In China, half of college graduates without jobs -- and some turn to reality TV
(CBS News) BEIJING - If you think the job market is tight in the United States, you should see what's happening in China. Imagine trying to convince a boss to hire you with the whole country watching.
Forget job interviews or sending out resumes. Some college graduates in China are trying to find work on reality television, where new shows put applicants in front of potential employers. CBS News visited one called "The Capable Deserve the Job."
"I hope to get a job in movie promotion," said 24-year old Wei Yunyun. "My post graduate work was in film studies."
She so impressed judge Liu Tong that he offered a job on the spot -- working at his company, which produces and promotes Chinese movies and TV shows.
Finding a job is tough, Liu said through a translator. He said his company is getting 10,000 resumes a year for its 50 job openings.
And the shortage of jobs is what makes the job hunting shows more than just good reality television. They are also a sign of tough economic times facing China's college graduates.
As China's economy soared, so did the number of people who could go to college.
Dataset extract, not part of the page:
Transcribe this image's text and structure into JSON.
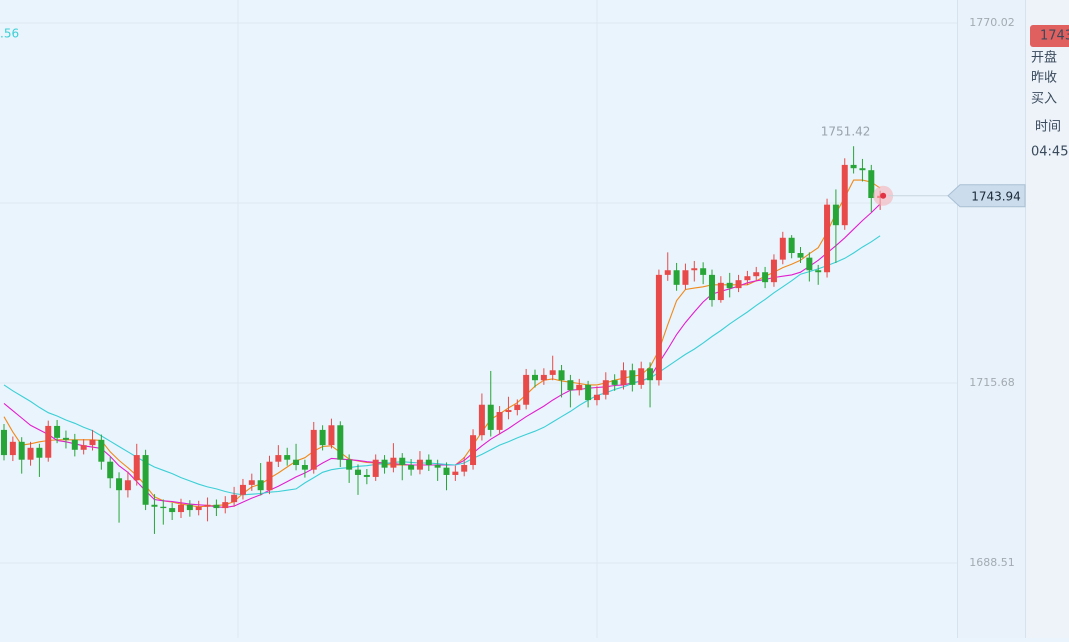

The number of graduates went from a million in 2001 to more than 6 million in 2012.
These days, a lot of them have traded studying for searching, hunting out listings at job fairs, victims of a stuttering economy where only one in two of this year's college graduates has work.
That makes Wei once of the lucky few as she starts her new career.
Wei is happy to have a job in such a tough market, but she takes credit for her success.
"I think what happened to me comes from my own effort and preparation," she said. "Apart from good luck, I think I deserve the job."
Every week a new crop of faces with high hopes show up on reality TV, looking for something that college graduates in China once considered a given -- the chance at a job.